Une nouvelle édition élargie, actualisée et complétée
Avenir Social vient de publier la Une troisième édition, actualisée et complétée, de la « Chronologie des transformations dans l’aide sociale en Suisse ». Trois questions à son autrice Véréna Keller, professeure HES honoraire de la HETSL.
« L’accent est volontiers mis sur la charité privée »
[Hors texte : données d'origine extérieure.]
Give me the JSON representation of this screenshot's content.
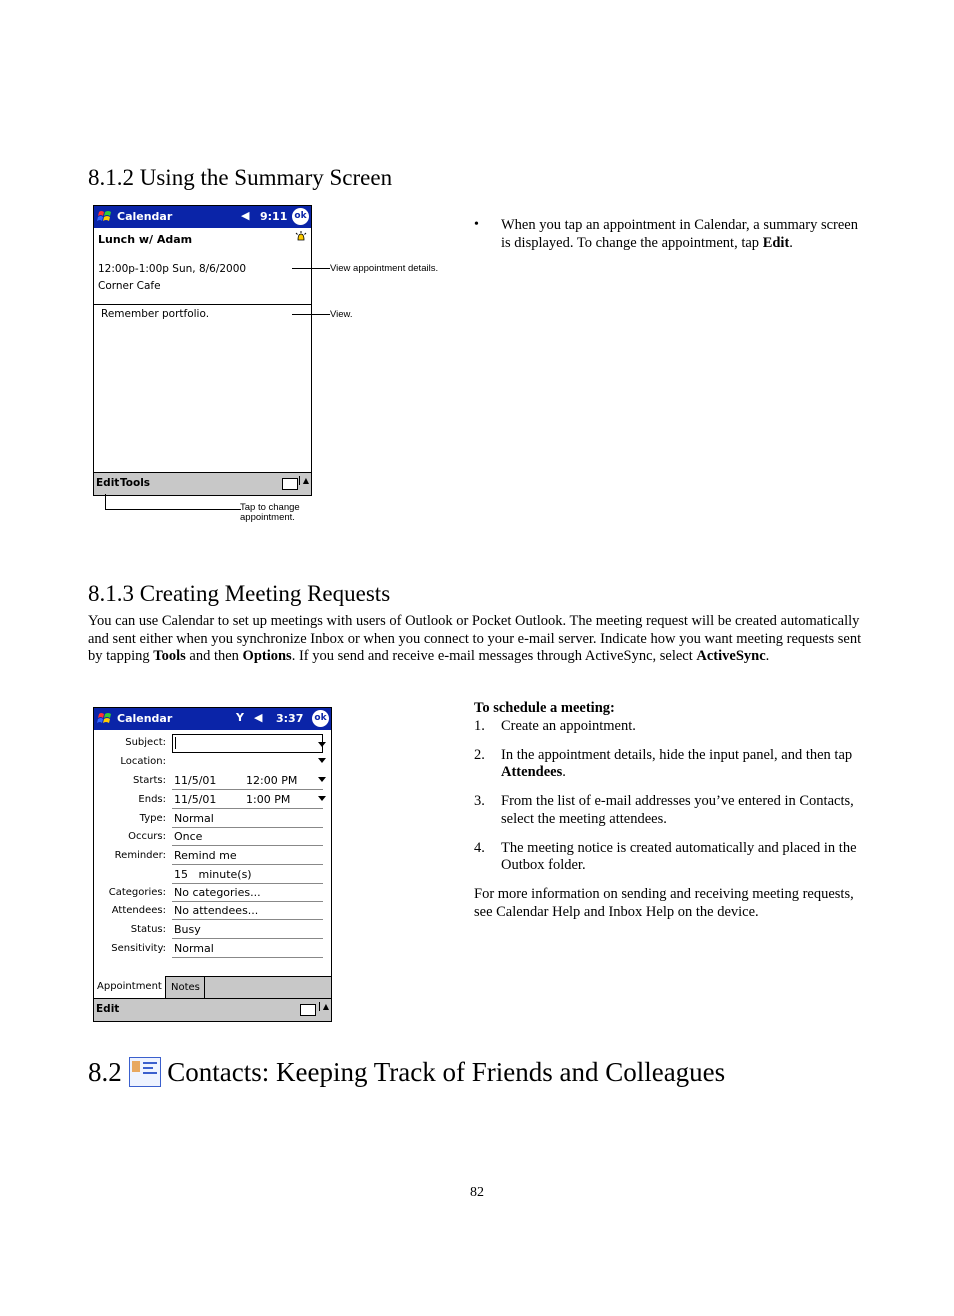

Véréna Keller, vous signez une nouvelle version de « L’aide sociale en Suisse 2000-2022 ; Chronologie des transformations ». De manière générale, quels constats émettez-vous sur ces deux décennies ?
Extraits :
Véréna Keller : Les choses changent beaucoup et rapidement ! Jusqu’au tournant du siècle, l’aide sociale en Suisse se transforme peu à peu en un droit à une vie digne pour toutes et tous. Ensuite, le vent tourne. La logique de l’« État social actif » contribue à focaliser le débat public sur les « abus ». La droite politique attaque l’aide sociale voire la protection sociale dans son ensemble. Nouveau changement avec la pandémie de Covid-19. Elle favorise une prise de conscience des lacunes de la protection sociale, en particulier le non-recours aux prestations. Les longues files pour recevoir un colis alimentaire choquent en Suisse et à l’étranger et poussent plusieurs cantons et villes à créer des dispositifs de minimum vital pour des groupes précédemment exclus de la protection sociale : les personnes sans droit de séjour (les sans-papiers) et celles soumises à des conditions de travail précaires. Cependant, l’accent est volontiers mis sur la charité privée en tant qu’aide humanitaire à la survie plutôt que sur le développement de droits à la protection pour toutes et tous.
« La réglementation est souvent interprétée de manière restrictive, sans tenir compte de la situation individuelle alors que la loi le prévoit, comme si le but premier était d’éviter toute critique. »
Aujourd’hui, des responsables s’inquiètent de la baisse constante du nombre de personnes qui recourent à l’aide sociale, ce qui tend à indiquer qu’elle ne protège plus les populations aux ressources insuffisantes. Cette inquiétude n’a pourtant pas encore abouti à de décisions favorisant l’accès au droit à l’aide sociale, telles que des prestations plus élevées, la simplification de la démarche et la levée des contraintes.